In a letter to the Federal Trade Commission, a congressional committee is questioning the agency's complaint against medical testing laboratory LabMD Inc., suggesting that it may have relied on inaccurate information in launching a database security investigation against the company.
The FTC filed a complaint against Atlanta-based LabMD Inc. in August 2013, charging that the company had failed to reasonably protect the security of consumers' personal data, including medical information.
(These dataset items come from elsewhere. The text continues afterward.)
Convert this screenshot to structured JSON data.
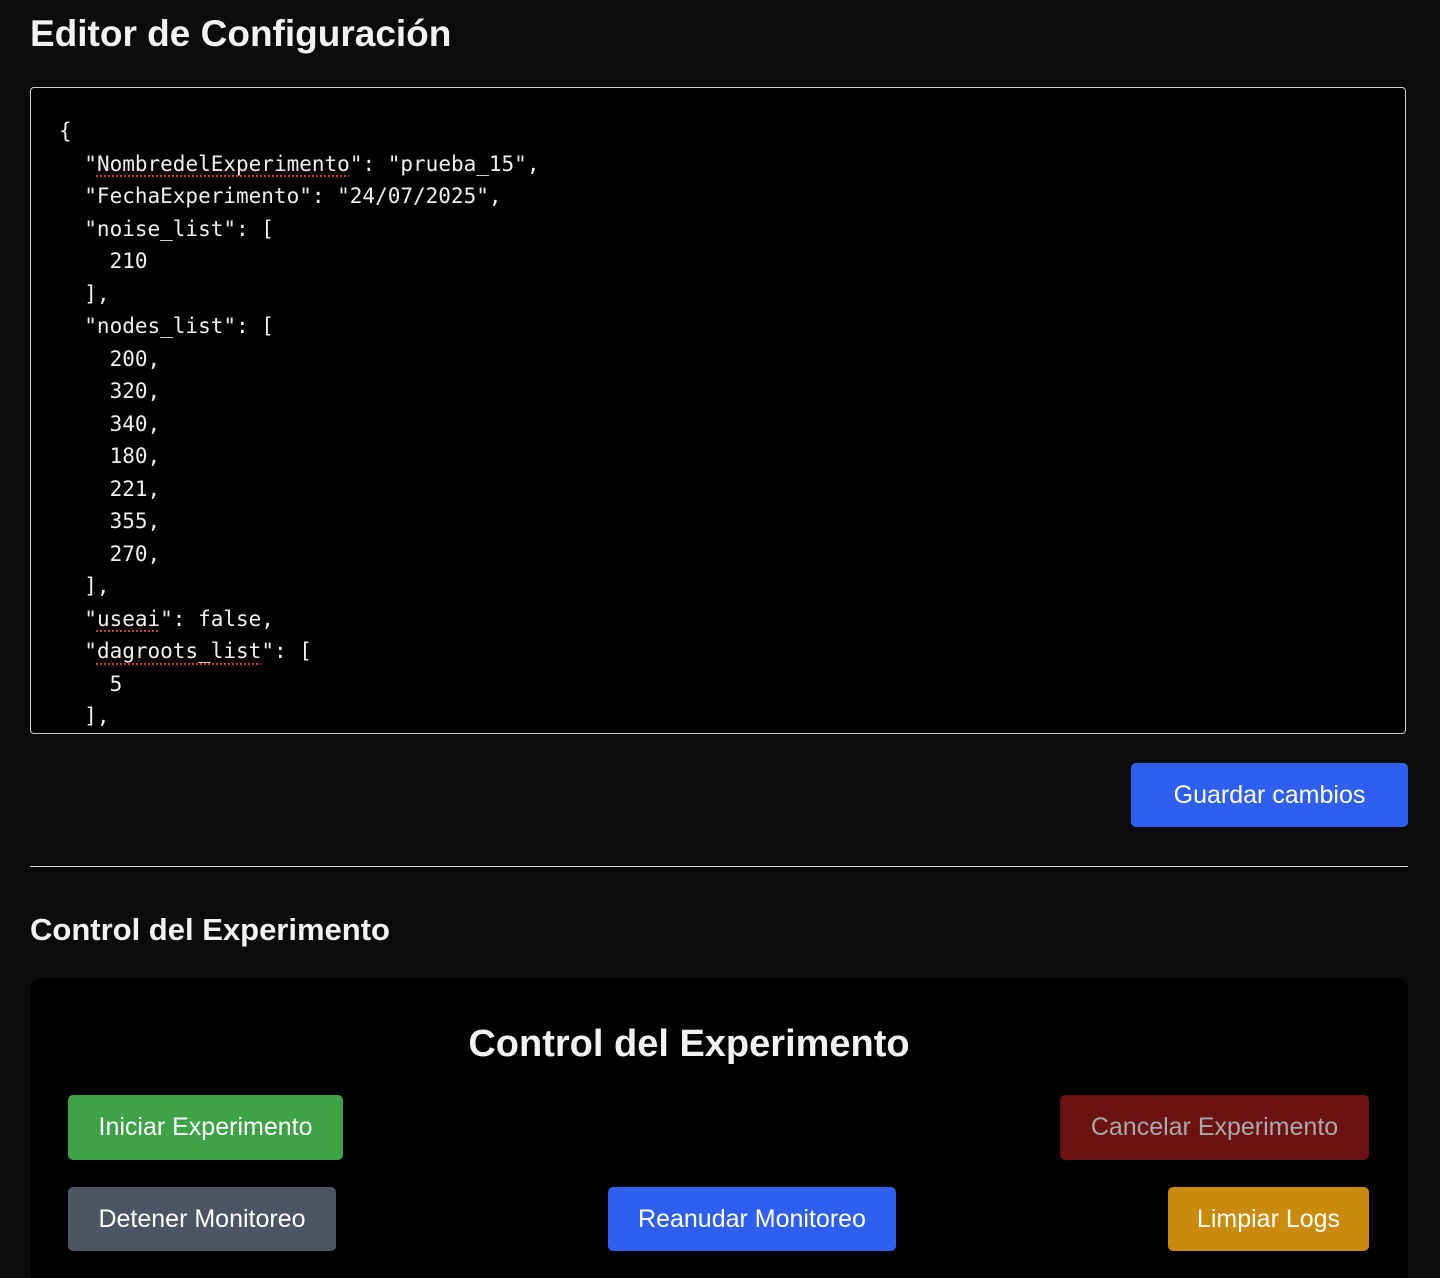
{
  "editor": {
    "title": "Editor de Configuración",
    "lines": [
      {
        "pre": "{",
        "spell": "",
        "post": ""
      },
      {
        "pre": "  \"",
        "spell": "NombredelExperimento",
        "post": "\": \"prueba_15\","
      },
      {
        "pre": "  \"FechaExperimento\": \"24/07/2025\",",
        "spell": "",
        "post": ""
      },
      {
        "pre": "  \"noise_list\": [",
        "spell": "",
        "post": ""
      },
      {
        "pre": "    210",
        "spell": "",
        "post": ""
      },
      {
        "pre": "  ],",
        "spell": "",
        "post": ""
      },
      {
        "pre": "  \"nodes_list\": [",
        "spell": "",
        "post": ""
      },
      {
        "pre": "    200,",
        "spell": "",
        "post": ""
      },
      {
        "pre": "    320,",
        "spell": "",
        "post": ""
      },
      {
        "pre": "    340,",
        "spell": "",
        "post": ""
      },
      {
        "pre": "    180,",
        "spell": "",
        "post": ""
      },
      {
        "pre": "    221,",
        "spell": "",
        "post": ""
      },
      {
        "pre": "    355,",
        "spell": "",
        "post": ""
      },
      {
        "pre": "    270,",
        "spell": "",
        "post": ""
      },
      {
        "pre": "  ],",
        "spell": "",
        "post": ""
      },
      {
        "pre": "  \"",
        "spell": "useai",
        "post": "\": false,"
      },
      {
        "pre": "  \"",
        "spell": "dagroots_list",
        "post": "\": ["
      },
      {
        "pre": "    5",
        "spell": "",
        "post": ""
      },
      {
        "pre": "  ],",
        "spell": "",
        "post": ""
      }
    ],
    "save_label": "Guardar cambios"
  },
  "control": {
    "section_title": "Control del Experimento",
    "panel_title": "Control del Experimento",
    "start_label": "Iniciar Experimento",
    "cancel_label": "Cancelar Experimento",
    "stop_label": "Detener Monitoreo",
    "resume_label": "Reanudar Monitoreo",
    "clear_label": "Limpiar Logs"
  },
  "colors": {
    "background": "#0b0b0b",
    "primary_blue": "#2f5ff0",
    "success_green": "#3ea347",
    "danger_disabled": "#6b1212",
    "neutral_gray": "#4b5563",
    "warning_amber": "#ca8a0c"
  }
}
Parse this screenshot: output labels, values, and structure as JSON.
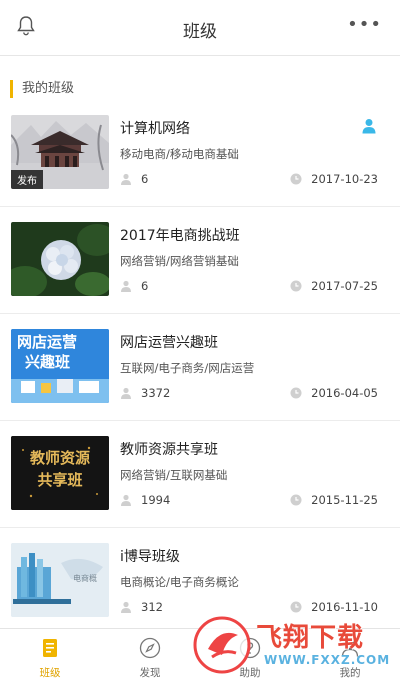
{
  "header": {
    "title": "班级",
    "bell_icon": "bell-icon",
    "more_icon": "more-dots-icon",
    "more_text": "•••"
  },
  "section": {
    "title": "我的班级"
  },
  "classes": [
    {
      "name": "计算机网络",
      "category": "移动电商/移动电商基础",
      "members": "6",
      "date": "2017-10-23",
      "tag": "发布",
      "has_role_icon": true
    },
    {
      "name": "2017年电商挑战班",
      "category": "网络营销/网络营销基础",
      "members": "6",
      "date": "2017-07-25"
    },
    {
      "name": "网店运营兴趣班",
      "category": "互联网/电子商务/网店运营",
      "members": "3372",
      "date": "2016-04-05",
      "thumb_text": [
        "网店运营",
        "兴趣班"
      ]
    },
    {
      "name": "教师资源共享班",
      "category": "网络营销/互联网基础",
      "members": "1994",
      "date": "2015-11-25",
      "thumb_text": [
        "教师资源",
        "共享班"
      ]
    },
    {
      "name": "i博导班级",
      "category": "电商概论/电子商务概论",
      "members": "312",
      "date": "2016-11-10",
      "thumb_text": [
        "电商概"
      ]
    }
  ],
  "tabs": [
    {
      "label": "班级",
      "icon": "class-book-icon",
      "active": true
    },
    {
      "label": "发现",
      "icon": "compass-icon"
    },
    {
      "label": "助助",
      "icon": "help-icon"
    },
    {
      "label": "我的",
      "icon": "user-icon"
    }
  ],
  "watermark": {
    "text": "飞翔下载",
    "url": "WWW.FXXZ.COM"
  },
  "colors": {
    "accent": "#f0b400",
    "role_icon": "#3ab8e8",
    "divider": "#ececec"
  }
}
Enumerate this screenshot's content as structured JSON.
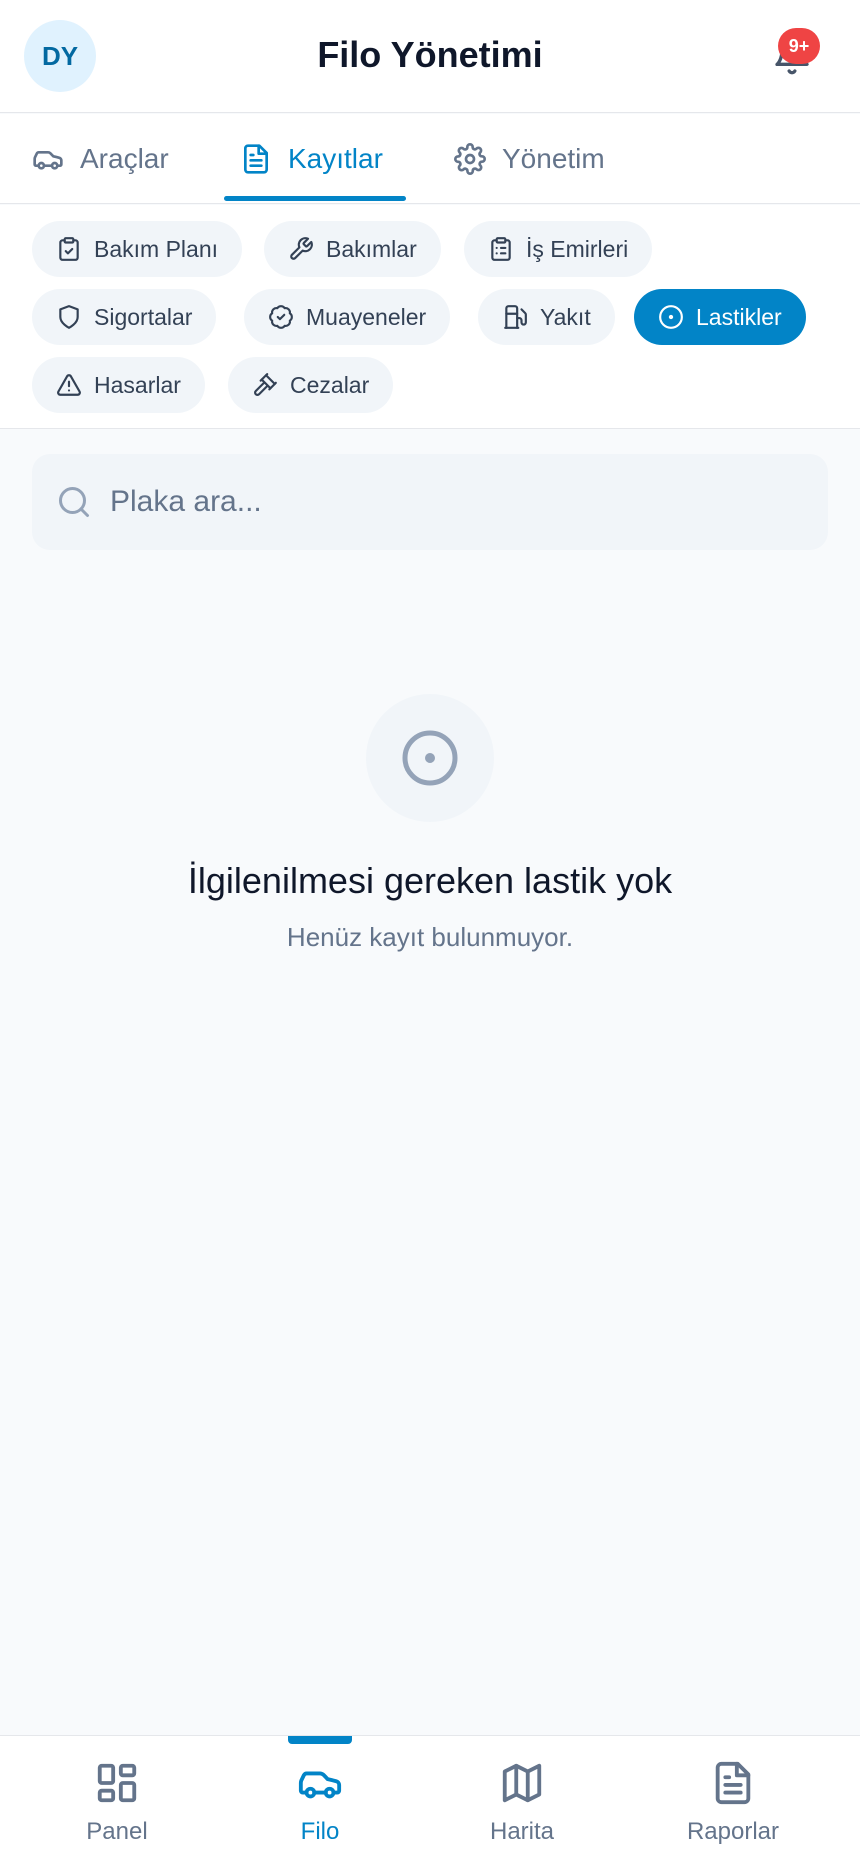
{
  "header": {
    "avatar_initials": "DY",
    "title": "Filo Yönetimi",
    "notification_badge": "9+"
  },
  "tabs": [
    {
      "label": "Araçlar",
      "icon": "car-icon",
      "active": false
    },
    {
      "label": "Kayıtlar",
      "icon": "document-icon",
      "active": true
    },
    {
      "label": "Yönetim",
      "icon": "gear-icon",
      "active": false
    }
  ],
  "chips": [
    {
      "label": "Bakım Planı",
      "icon": "clipboard-check-icon",
      "active": false
    },
    {
      "label": "Bakımlar",
      "icon": "wrench-icon",
      "active": false
    },
    {
      "label": "İş Emirleri",
      "icon": "clipboard-list-icon",
      "active": false
    },
    {
      "label": "Sigortalar",
      "icon": "shield-icon",
      "active": false
    },
    {
      "label": "Muayeneler",
      "icon": "badge-check-icon",
      "active": false
    },
    {
      "label": "Yakıt",
      "icon": "fuel-icon",
      "active": false
    },
    {
      "label": "Lastikler",
      "icon": "tire-icon",
      "active": true
    },
    {
      "label": "Hasarlar",
      "icon": "warning-icon",
      "active": false
    },
    {
      "label": "Cezalar",
      "icon": "gavel-icon",
      "active": false
    }
  ],
  "search": {
    "placeholder": "Plaka ara...",
    "value": ""
  },
  "empty_state": {
    "icon": "tire-icon",
    "title": "İlgilenilmesi gereken lastik yok",
    "subtitle": "Henüz kayıt bulunmuyor."
  },
  "bottom_nav": [
    {
      "label": "Panel",
      "icon": "grid-icon",
      "active": false
    },
    {
      "label": "Filo",
      "icon": "car-icon",
      "active": true
    },
    {
      "label": "Harita",
      "icon": "map-icon",
      "active": false
    },
    {
      "label": "Raporlar",
      "icon": "report-icon",
      "active": false
    }
  ],
  "colors": {
    "accent": "#0284c7",
    "badge": "#ef4444",
    "chip_bg": "#f1f5f9",
    "avatar_bg": "#e0f2fe",
    "muted_text": "#64748b"
  }
}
The complaint charged that in two separate incidents, LabMD collectively exposed the personal information of about 10,000 consumers.
In the most recent development in that case, according to FTC's website, the agency filed a motion on June 6 in opposition to LabMD's motion to dismiss the case.
In March, the laboratory, which closed in January, had sued the FTC in U.S. District Court in Atlanta, accusing the FTC of an “unconstitutional abuse of power” for its investigation of the company's data security practices. That case was dismissed by the court on May 13.
In a letter Tuesday to FTC acting Inspector General Kelly Tshibaka, Rep. Darrell Issa, R-Calif., who is chairman of the House Oversight and Government Reform Committee, said the committee is investigating the activities of Pittsburgh-based intelligence and security firm Tiversa Inc.
According to the letter, in 2008 Tiversa “allegedly discovered a document containing the personal information on thousands of patients on a peer-to-peer network” and contacted LabMD, offering its “remediation” services through a professional services agreement.
When LabMD did not accept Tiversa's offer, Tiversa later provided the FTC with a document it created that included information about LabMD among other companies. “Apparently Tiversa provided information to the FTC about companies that refused to buy its services,” says the letter.
“In addition to concerns about the merits of the enforcement action with respect to the FTC's jurisdiction, the committee has substantial concerns about the reliability of the information Tiversa provided to the FTC, the manner in which Tiversa provided the information, and the relationship between FTC and Tiversa,” says Rep. Issa's letter.
The letter asks that the FTC examine issues including procedures for receiving information that it uses to bring enforcement actions.
Spokesmen for the FTC and Tiversa could not immediately be reached for comment.
Aaron K. Lancaster, counsel at law firm Dickstein Shapiro L.L.P. in Washington, said while it is hard to say what the facts are at this point, “it would certainly be unfortunate if inaccurate information did play a role in the FTC's decision” to begin an investigation.
“The big issue is whether the FTC has authority to regulate information security, including with respect to” the entities covered by the Health Insurance Portability and Accountability Act of 1996, said Adam Greene, a partner with Davis Wright Tremaine L.L.P. in Washington, who specializes in counseling health care systems and technology companies on compliance with HIPAA's privacy, security and breach notification requirements.
“All of this may just prove to be a distraction from the ultimate question of whether LabMD can successfully challenge the FTC's authority, although it does have the potential to undermine people's trust in how the FTC is enforcing its statutory authority,” said Mr. Greene, who is not involved in the case.
“Part of the issue is an alleged lack of guidance and clarity as to the FTC's information security expectations, and I think a big question is, is the (health care) industry better off with that clarity, the problem being that the health care industry may not like a more detailed framework if one was established,” he said.
Observers have said a ruling by a federal judge in April in a comparable case, Federal Trade Commission v. Wyndham Worldwide Corp et. al., firmly establishes the FTC's authority to oversee companies' practices to secure customer information. The Parsippany, New Jersey-based Wyndham hotel chain is appealing that ruling.